Warehousing: Warehousing is nothing but storage of product and goods to be transported whether inbound or outbound. The size of the segment in 2006 was estimated at Rs 1.2 trillion. warehousing facility needs do change depending upon the mode of transport.. Privatisation of container rail transport is expected to drive growth of Container Freight Stations (CFS) and Inland Container Depots (ICD). Such warehouses are used for transshipments. There are different types of warehouses such as multimodal, port based, air cargo transshipments etc to cater to the needs of different modes of transport.
Warehousing has also been dominated by small players who lack scale, handling and stacking technologies. In general, warehousing and packing losses account for little over 25% of total logistics costs.
Value added services: Apart from transportation and warehousing, logistics industry comprises of other related services such as packaging, labeling and assembling, express services, tracking and tracing, cold chain, third party logistics etc. Again, depending upon mode of transport, service requirements differ. In case of rail transport, service such as stuffing, de-stuffing, rail container services are required. On the other hand, in case of water and air transport, services such as custom clearances, freight forwarding are provided.

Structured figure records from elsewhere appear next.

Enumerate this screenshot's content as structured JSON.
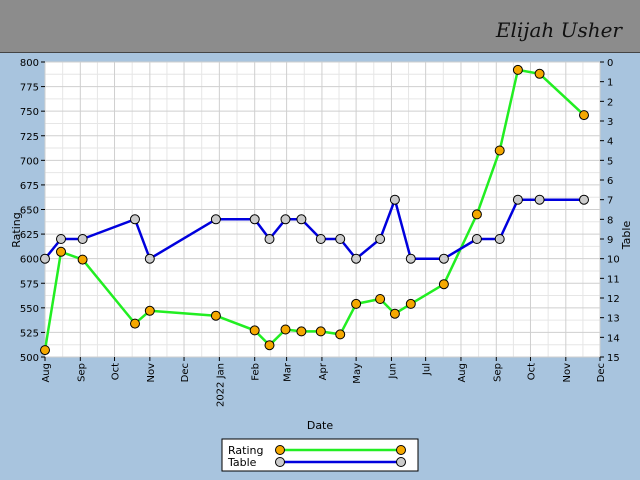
{
  "header": {
    "name": "Elijah Usher"
  },
  "chart_data": {
    "type": "line",
    "xlabel": "Date",
    "ylabel": "Rating",
    "y2label": "Table",
    "ylim": [
      500,
      800
    ],
    "y_ticks": [
      500,
      525,
      550,
      575,
      600,
      625,
      650,
      675,
      700,
      725,
      750,
      775,
      800
    ],
    "y2lim": [
      0,
      15
    ],
    "y2_ticks": [
      0,
      1,
      2,
      3,
      4,
      5,
      6,
      7,
      8,
      9,
      10,
      11,
      12,
      13,
      14,
      15
    ],
    "y2_inverted": true,
    "xlim": [
      "2021-08-01",
      "2022-12-01"
    ],
    "x_ticks": [
      {
        "date": "2021-08-01",
        "label": "Aug"
      },
      {
        "date": "2021-09-01",
        "label": "Sep"
      },
      {
        "date": "2021-10-01",
        "label": "Oct"
      },
      {
        "date": "2021-11-01",
        "label": "Nov"
      },
      {
        "date": "2021-12-01",
        "label": "Dec"
      },
      {
        "date": "2022-01-01",
        "label": "2022 Jan"
      },
      {
        "date": "2022-02-01",
        "label": "Feb"
      },
      {
        "date": "2022-03-01",
        "label": "Mar"
      },
      {
        "date": "2022-04-01",
        "label": "Apr"
      },
      {
        "date": "2022-05-01",
        "label": "May"
      },
      {
        "date": "2022-06-01",
        "label": "Jun"
      },
      {
        "date": "2022-07-01",
        "label": "Jul"
      },
      {
        "date": "2022-08-01",
        "label": "Aug"
      },
      {
        "date": "2022-09-01",
        "label": "Sep"
      },
      {
        "date": "2022-10-01",
        "label": "Oct"
      },
      {
        "date": "2022-11-01",
        "label": "Nov"
      },
      {
        "date": "2022-12-01",
        "label": "Dec"
      }
    ],
    "grid": true,
    "legend_position": "bottom-center",
    "series": [
      {
        "name": "Rating",
        "axis": "left",
        "line_color": "#22ee22",
        "marker_color": "#f5a800",
        "points": [
          [
            "2021-08-01",
            507
          ],
          [
            "2021-08-15",
            607
          ],
          [
            "2021-09-03",
            599
          ],
          [
            "2021-10-19",
            534
          ],
          [
            "2021-11-01",
            547
          ],
          [
            "2021-12-29",
            542
          ],
          [
            "2022-02-01",
            527
          ],
          [
            "2022-02-14",
            512
          ],
          [
            "2022-02-28",
            528
          ],
          [
            "2022-03-14",
            526
          ],
          [
            "2022-03-31",
            526
          ],
          [
            "2022-04-17",
            523
          ],
          [
            "2022-05-01",
            554
          ],
          [
            "2022-05-22",
            559
          ],
          [
            "2022-06-04",
            544
          ],
          [
            "2022-06-18",
            554
          ],
          [
            "2022-07-17",
            574
          ],
          [
            "2022-08-15",
            645
          ],
          [
            "2022-09-04",
            710
          ],
          [
            "2022-09-20",
            792
          ],
          [
            "2022-10-09",
            788
          ],
          [
            "2022-11-17",
            746
          ]
        ]
      },
      {
        "name": "Table",
        "axis": "right",
        "line_color": "#0000dd",
        "marker_color": "#cccccc",
        "points": [
          [
            "2021-08-01",
            10
          ],
          [
            "2021-08-15",
            9
          ],
          [
            "2021-09-03",
            9
          ],
          [
            "2021-10-19",
            8
          ],
          [
            "2021-11-01",
            10
          ],
          [
            "2021-12-29",
            8
          ],
          [
            "2022-02-01",
            8
          ],
          [
            "2022-02-14",
            9
          ],
          [
            "2022-02-28",
            8
          ],
          [
            "2022-03-14",
            8
          ],
          [
            "2022-03-31",
            9
          ],
          [
            "2022-04-17",
            9
          ],
          [
            "2022-05-01",
            10
          ],
          [
            "2022-05-22",
            9
          ],
          [
            "2022-06-04",
            7
          ],
          [
            "2022-06-18",
            10
          ],
          [
            "2022-07-17",
            10
          ],
          [
            "2022-08-15",
            9
          ],
          [
            "2022-09-04",
            9
          ],
          [
            "2022-09-20",
            7
          ],
          [
            "2022-10-09",
            7
          ],
          [
            "2022-11-17",
            7
          ]
        ]
      }
    ]
  }
}
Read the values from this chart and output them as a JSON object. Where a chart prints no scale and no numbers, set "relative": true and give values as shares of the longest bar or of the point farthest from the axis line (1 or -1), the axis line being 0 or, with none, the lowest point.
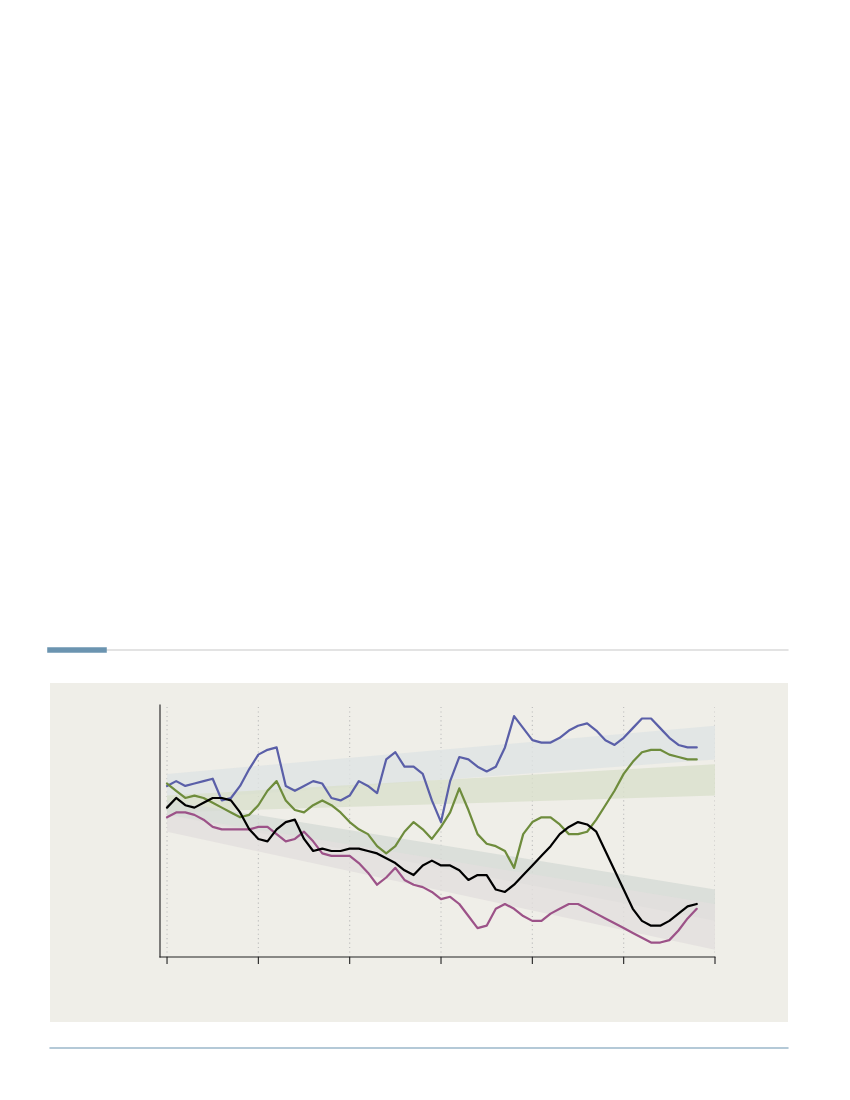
{
  "chart_data": {
    "type": "line",
    "relative": true,
    "grid": "x",
    "legend": false,
    "categories": [
      null,
      null,
      null,
      null,
      null,
      null,
      null,
      null,
      null,
      null,
      null,
      null,
      null,
      null,
      null,
      null,
      null,
      null,
      null,
      null,
      null,
      null,
      null,
      null,
      null,
      null,
      null,
      null,
      null,
      null,
      null,
      null,
      null,
      null,
      null,
      null,
      null,
      null,
      null,
      null,
      null,
      null,
      null,
      null,
      null,
      null,
      null,
      null,
      null,
      null,
      null,
      null,
      null,
      null,
      null,
      null,
      null,
      null,
      null,
      null,
      null
    ],
    "series": [
      {
        "type": "area",
        "color": "#dfe4e4",
        "values": [
          null,
          null,
          null,
          null,
          null,
          null,
          null,
          null,
          null,
          null,
          null,
          null,
          null,
          null,
          null,
          null,
          null,
          null,
          null,
          null,
          null,
          null,
          null,
          null,
          null,
          null,
          null,
          null,
          null,
          null,
          null,
          null,
          null,
          null,
          null,
          null,
          null,
          null,
          null,
          null,
          null,
          null,
          null,
          null,
          null,
          null,
          null,
          null,
          null,
          null,
          null,
          null,
          null,
          null,
          null,
          null,
          null,
          null,
          null,
          null,
          null
        ],
        "lower": [
          0.65,
          null,
          null,
          null,
          null,
          null,
          null,
          null,
          null,
          null,
          null,
          null,
          null,
          null,
          null,
          null,
          null,
          null,
          null,
          null,
          null,
          null,
          null,
          null,
          null,
          null,
          null,
          null,
          null,
          null,
          null,
          null,
          null,
          null,
          null,
          null,
          null,
          null,
          null,
          null,
          null,
          null,
          null,
          null,
          null,
          null,
          null,
          null,
          null,
          null,
          null,
          null,
          null,
          null,
          null,
          null,
          null,
          null,
          null,
          null,
          0.82
        ],
        "upper": [
          0.76,
          null,
          null,
          null,
          null,
          null,
          null,
          null,
          null,
          null,
          null,
          null,
          null,
          null,
          null,
          null,
          null,
          null,
          null,
          null,
          null,
          null,
          null,
          null,
          null,
          null,
          null,
          null,
          null,
          null,
          null,
          null,
          null,
          null,
          null,
          null,
          null,
          null,
          null,
          null,
          null,
          null,
          null,
          null,
          null,
          null,
          null,
          null,
          null,
          null,
          null,
          null,
          null,
          null,
          null,
          null,
          null,
          null,
          null,
          null,
          0.96
        ]
      },
      {
        "type": "area",
        "color": "#d9e0cc",
        "values": [
          null,
          null,
          null,
          null,
          null,
          null,
          null,
          null,
          null,
          null,
          null,
          null,
          null,
          null,
          null,
          null,
          null,
          null,
          null,
          null,
          null,
          null,
          null,
          null,
          null,
          null,
          null,
          null,
          null,
          null,
          null,
          null,
          null,
          null,
          null,
          null,
          null,
          null,
          null,
          null,
          null,
          null,
          null,
          null,
          null,
          null,
          null,
          null,
          null,
          null,
          null,
          null,
          null,
          null,
          null,
          null,
          null,
          null,
          null,
          null,
          null
        ],
        "lower": [
          0.6,
          null,
          null,
          null,
          null,
          null,
          null,
          null,
          null,
          null,
          null,
          null,
          null,
          null,
          null,
          null,
          null,
          null,
          null,
          null,
          null,
          null,
          null,
          null,
          null,
          null,
          null,
          null,
          null,
          null,
          null,
          null,
          null,
          null,
          null,
          null,
          null,
          null,
          null,
          null,
          null,
          null,
          null,
          null,
          null,
          null,
          null,
          null,
          null,
          null,
          null,
          null,
          null,
          null,
          null,
          null,
          null,
          null,
          null,
          null,
          0.67
        ],
        "upper": [
          0.67,
          null,
          null,
          null,
          null,
          null,
          null,
          null,
          null,
          null,
          null,
          null,
          null,
          null,
          null,
          null,
          null,
          null,
          null,
          null,
          null,
          null,
          null,
          null,
          null,
          null,
          null,
          null,
          null,
          null,
          null,
          null,
          null,
          null,
          null,
          null,
          null,
          null,
          null,
          null,
          null,
          null,
          null,
          null,
          null,
          null,
          null,
          null,
          null,
          null,
          null,
          null,
          null,
          null,
          null,
          null,
          null,
          null,
          null,
          null,
          0.8
        ]
      },
      {
        "type": "area",
        "color": "#d6dbd6",
        "values": [
          null,
          null,
          null,
          null,
          null,
          null,
          null,
          null,
          null,
          null,
          null,
          null,
          null,
          null,
          null,
          null,
          null,
          null,
          null,
          null,
          null,
          null,
          null,
          null,
          null,
          null,
          null,
          null,
          null,
          null,
          null,
          null,
          null,
          null,
          null,
          null,
          null,
          null,
          null,
          null,
          null,
          null,
          null,
          null,
          null,
          null,
          null,
          null,
          null,
          null,
          null,
          null,
          null,
          null,
          null,
          null,
          null,
          null,
          null,
          null,
          null
        ],
        "lower": [
          0.59,
          null,
          null,
          null,
          null,
          null,
          null,
          null,
          null,
          null,
          null,
          null,
          null,
          null,
          null,
          null,
          null,
          null,
          null,
          null,
          null,
          null,
          null,
          null,
          null,
          null,
          null,
          null,
          null,
          null,
          null,
          null,
          null,
          null,
          null,
          null,
          null,
          null,
          null,
          null,
          null,
          null,
          null,
          null,
          null,
          null,
          null,
          null,
          null,
          null,
          null,
          null,
          null,
          null,
          null,
          null,
          null,
          null,
          null,
          null,
          0.15
        ],
        "upper": [
          0.65,
          null,
          null,
          null,
          null,
          null,
          null,
          null,
          null,
          null,
          null,
          null,
          null,
          null,
          null,
          null,
          null,
          null,
          null,
          null,
          null,
          null,
          null,
          null,
          null,
          null,
          null,
          null,
          null,
          null,
          null,
          null,
          null,
          null,
          null,
          null,
          null,
          null,
          null,
          null,
          null,
          null,
          null,
          null,
          null,
          null,
          null,
          null,
          null,
          null,
          null,
          null,
          null,
          null,
          null,
          null,
          null,
          null,
          null,
          null,
          0.28
        ]
      },
      {
        "type": "area",
        "color": "#e2dfdd",
        "values": [
          null,
          null,
          null,
          null,
          null,
          null,
          null,
          null,
          null,
          null,
          null,
          null,
          null,
          null,
          null,
          null,
          null,
          null,
          null,
          null,
          null,
          null,
          null,
          null,
          null,
          null,
          null,
          null,
          null,
          null,
          null,
          null,
          null,
          null,
          null,
          null,
          null,
          null,
          null,
          null,
          null,
          null,
          null,
          null,
          null,
          null,
          null,
          null,
          null,
          null,
          null,
          null,
          null,
          null,
          null,
          null,
          null,
          null,
          null,
          null,
          null
        ],
        "lower": [
          0.52,
          null,
          null,
          null,
          null,
          null,
          null,
          null,
          null,
          null,
          null,
          null,
          null,
          null,
          null,
          null,
          null,
          null,
          null,
          null,
          null,
          null,
          null,
          null,
          null,
          null,
          null,
          null,
          null,
          null,
          null,
          null,
          null,
          null,
          null,
          null,
          null,
          null,
          null,
          null,
          null,
          null,
          null,
          null,
          null,
          null,
          null,
          null,
          null,
          null,
          null,
          null,
          null,
          null,
          null,
          null,
          null,
          null,
          null,
          null,
          0.03
        ],
        "upper": [
          0.59,
          null,
          null,
          null,
          null,
          null,
          null,
          null,
          null,
          null,
          null,
          null,
          null,
          null,
          null,
          null,
          null,
          null,
          null,
          null,
          null,
          null,
          null,
          null,
          null,
          null,
          null,
          null,
          null,
          null,
          null,
          null,
          null,
          null,
          null,
          null,
          null,
          null,
          null,
          null,
          null,
          null,
          null,
          null,
          null,
          null,
          null,
          null,
          null,
          null,
          null,
          null,
          null,
          null,
          null,
          null,
          null,
          null,
          null,
          null,
          0.22
        ]
      },
      {
        "color": "#5a5fa8",
        "values": [
          0.71,
          0.73,
          0.71,
          0.72,
          0.73,
          0.74,
          0.65,
          0.66,
          0.71,
          0.78,
          0.84,
          0.86,
          0.87,
          0.71,
          0.69,
          0.71,
          0.73,
          0.72,
          0.66,
          0.65,
          0.67,
          0.73,
          0.71,
          0.68,
          0.82,
          0.85,
          0.79,
          0.79,
          0.76,
          0.65,
          0.56,
          0.73,
          0.83,
          0.82,
          0.79,
          0.77,
          0.79,
          0.87,
          1.0,
          0.95,
          0.9,
          0.89,
          0.89,
          0.91,
          0.94,
          0.96,
          0.97,
          0.94,
          0.9,
          0.88,
          0.91,
          0.95,
          0.99,
          0.99,
          0.95,
          0.91,
          0.88,
          0.87,
          0.87,
          null,
          null
        ]
      },
      {
        "color": "#6e8c3c",
        "values": [
          0.72,
          0.69,
          0.66,
          0.67,
          0.66,
          0.64,
          0.62,
          0.6,
          0.58,
          0.59,
          0.63,
          0.69,
          0.73,
          0.65,
          0.61,
          0.6,
          0.63,
          0.65,
          0.63,
          0.6,
          0.56,
          0.53,
          0.51,
          0.46,
          0.43,
          0.46,
          0.52,
          0.56,
          0.53,
          0.49,
          0.54,
          0.6,
          0.7,
          0.61,
          0.51,
          0.47,
          0.46,
          0.44,
          0.37,
          0.51,
          0.56,
          0.58,
          0.58,
          0.55,
          0.51,
          0.51,
          0.52,
          0.57,
          0.63,
          0.69,
          0.76,
          0.81,
          0.85,
          0.86,
          0.86,
          0.84,
          0.83,
          0.82,
          0.82,
          null,
          null
        ]
      },
      {
        "color": "#9c5288",
        "values": [
          0.58,
          0.6,
          0.6,
          0.59,
          0.57,
          0.54,
          0.53,
          0.53,
          0.53,
          0.53,
          0.54,
          0.54,
          0.51,
          0.48,
          0.49,
          0.52,
          0.48,
          0.43,
          0.42,
          0.42,
          0.42,
          0.39,
          0.35,
          0.3,
          0.33,
          0.37,
          0.32,
          0.3,
          0.29,
          0.27,
          0.24,
          0.25,
          0.22,
          0.17,
          0.12,
          0.13,
          0.2,
          0.22,
          0.2,
          0.17,
          0.15,
          0.15,
          0.18,
          0.2,
          0.22,
          0.22,
          0.2,
          0.18,
          0.16,
          0.14,
          0.12,
          0.1,
          0.08,
          0.06,
          0.06,
          0.07,
          0.11,
          0.16,
          0.2,
          null,
          null
        ]
      },
      {
        "color": "#000000",
        "values": [
          0.62,
          0.66,
          0.63,
          0.62,
          0.64,
          0.66,
          0.66,
          0.65,
          0.6,
          0.53,
          0.49,
          0.48,
          0.53,
          0.56,
          0.57,
          0.49,
          0.44,
          0.45,
          0.44,
          0.44,
          0.45,
          0.45,
          0.44,
          0.43,
          0.41,
          0.39,
          0.36,
          0.34,
          0.38,
          0.4,
          0.38,
          0.38,
          0.36,
          0.32,
          0.34,
          0.34,
          0.28,
          0.27,
          0.3,
          0.34,
          0.38,
          0.42,
          0.46,
          0.51,
          0.54,
          0.56,
          0.55,
          0.52,
          0.44,
          0.36,
          0.28,
          0.2,
          0.15,
          0.13,
          0.13,
          0.15,
          0.18,
          0.21,
          0.22,
          null,
          null
        ]
      }
    ]
  }
}
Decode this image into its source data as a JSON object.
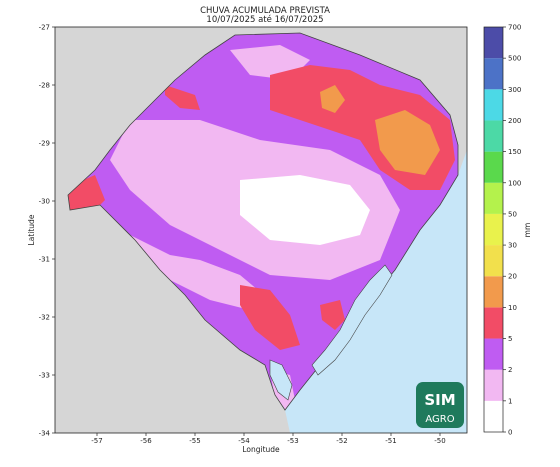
{
  "title": "CHUVA ACUMULADA PREVISTA",
  "subtitle": "10/07/2025 até 16/07/2025",
  "map": {
    "xlabel": "Longitude",
    "ylabel": "Latitude",
    "x_ticks": [
      "-57",
      "-56",
      "-55",
      "-54",
      "-53",
      "-52",
      "-51",
      "-50"
    ],
    "y_ticks": [
      "-27",
      "-28",
      "-29",
      "-30",
      "-31",
      "-32",
      "-33",
      "-34"
    ],
    "colors": {
      "land_outside": "#d6d6d6",
      "ocean": "#c7e6f8",
      "lagoon": "#c7e6f8",
      "border": "#444444"
    }
  },
  "colorbar": {
    "unit": "mm",
    "labels": [
      "0",
      "1",
      "2",
      "5",
      "10",
      "20",
      "30",
      "50",
      "100",
      "150",
      "200",
      "300",
      "500",
      "700"
    ],
    "colors": [
      "#ffffff",
      "#f2b8f2",
      "#bf5cf2",
      "#f24c66",
      "#f29a4c",
      "#f2e04c",
      "#e9f24c",
      "#b4f24c",
      "#5ad94c",
      "#4cd9a6",
      "#4cd9e6",
      "#4c72c7",
      "#4c4ca8"
    ]
  },
  "logo": {
    "line1": "SIM",
    "line2": "AGRO",
    "color": "#1f7a5c"
  }
}
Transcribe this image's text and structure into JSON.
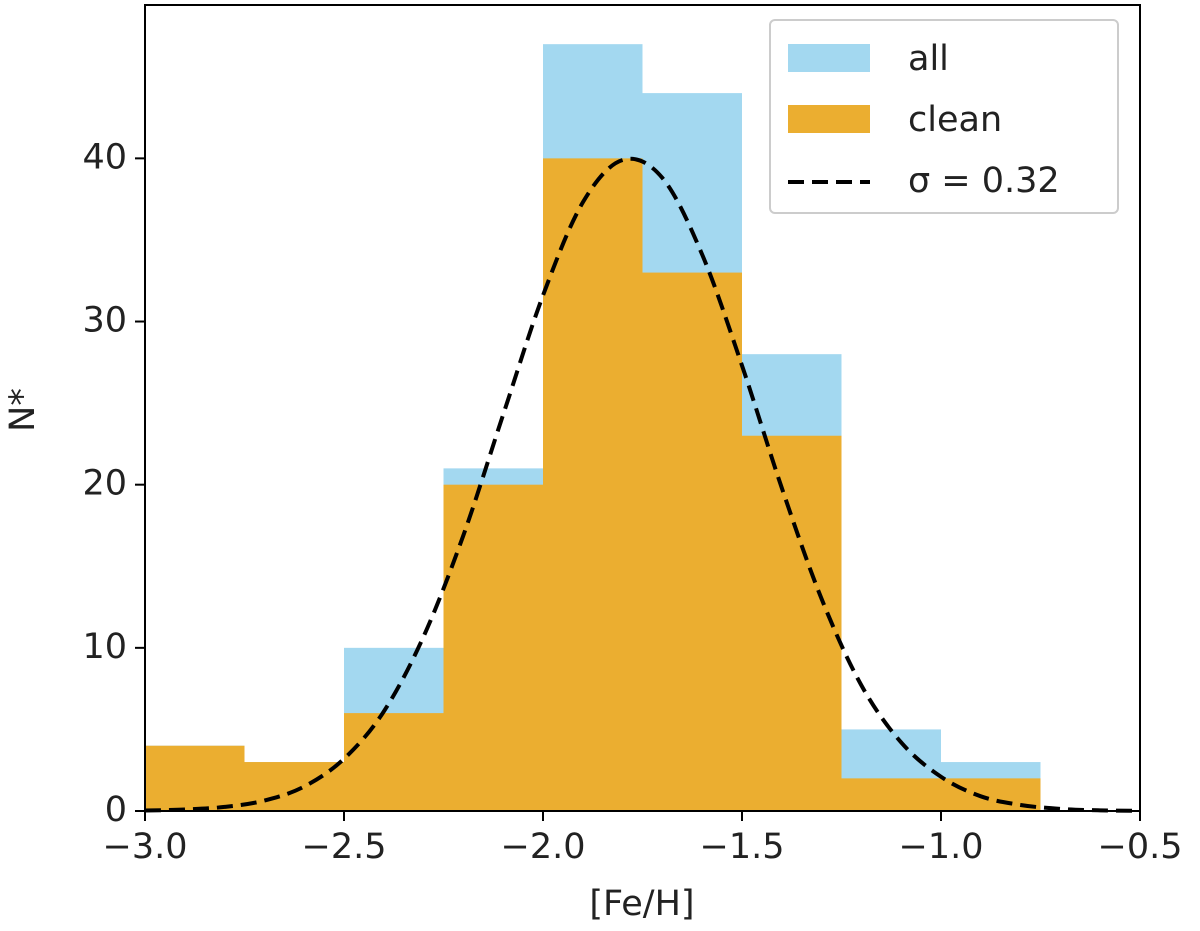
{
  "chart_data": {
    "type": "histogram",
    "xlabel": "[Fe/H]",
    "ylabel": "N*",
    "bins": [
      -3.0,
      -2.75,
      -2.5,
      -2.25,
      -2.0,
      -1.75,
      -1.5,
      -1.25,
      -1.0,
      -0.75
    ],
    "series": [
      {
        "name": "all",
        "color": "#a3d8f0",
        "values": [
          4,
          3,
          10,
          21,
          47,
          44,
          28,
          5,
          3
        ]
      },
      {
        "name": "clean",
        "color": "#ebae30",
        "values": [
          4,
          3,
          6,
          20,
          40,
          33,
          23,
          2,
          2
        ]
      },
      {
        "name": "σ = 0.32",
        "type": "line",
        "style": "dashed",
        "color": "#000000",
        "x": [
          -3.0,
          -2.9,
          -2.8,
          -2.7,
          -2.6,
          -2.5,
          -2.4,
          -2.3,
          -2.2,
          -2.1,
          -2.0,
          -1.9,
          -1.8,
          -1.7,
          -1.6,
          -1.5,
          -1.4,
          -1.3,
          -1.2,
          -1.1,
          -1.0,
          -0.9,
          -0.8,
          -0.7,
          -0.6,
          -0.5
        ],
        "values": [
          0.03,
          0.09,
          0.25,
          0.64,
          1.5,
          3.2,
          6.1,
          10.7,
          16.9,
          24.3,
          31.6,
          37.3,
          39.9,
          38.8,
          34.1,
          27.3,
          19.8,
          13.0,
          7.7,
          4.2,
          2.1,
          0.9,
          0.37,
          0.13,
          0.04,
          0.01
        ]
      }
    ],
    "xlim": [
      -3.0,
      -0.5
    ],
    "ylim": [
      0,
      49.4
    ],
    "xticks": [
      {
        "value": -3.0,
        "label": "−3.0"
      },
      {
        "value": -2.5,
        "label": "−2.5"
      },
      {
        "value": -2.0,
        "label": "−2.0"
      },
      {
        "value": -1.5,
        "label": "−1.5"
      },
      {
        "value": -1.0,
        "label": "−1.0"
      },
      {
        "value": -0.5,
        "label": "−0.5"
      }
    ],
    "yticks": [
      0,
      10,
      20,
      30,
      40
    ],
    "grid": false,
    "legend": "upper right"
  }
}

India fares poorly on the logistics front as compared to developed and developing economies. The distribution costs not only increase on account of several layers in supply chain but also due to poor infrastructural facilities. In developed countries like the US, logistics costs comprising transportation costs account for 7% to 9% of the cost of the final product, warehousing cost accounts for about 1% to 2% and inventory holding costs account for about 3% to 5%. In developing countries, logistics costs are estimated to be higher at around 15% to 25% of the final cost of the product due to lack of adequate logistics system. In India, logistics cost is around 13%, comparatively higher than the developed countries. (Source: Indo-Italian Chamber of Commerce). To stay competitive, companies need to cater to the consumers' demand on timely basis without compromising on quality. The growth of this sector is not just driven by the need to transport goods and services efficiently but also on account of companies increased focus on core competencies, which has resulted in outsourcing functions like logistics to third parties.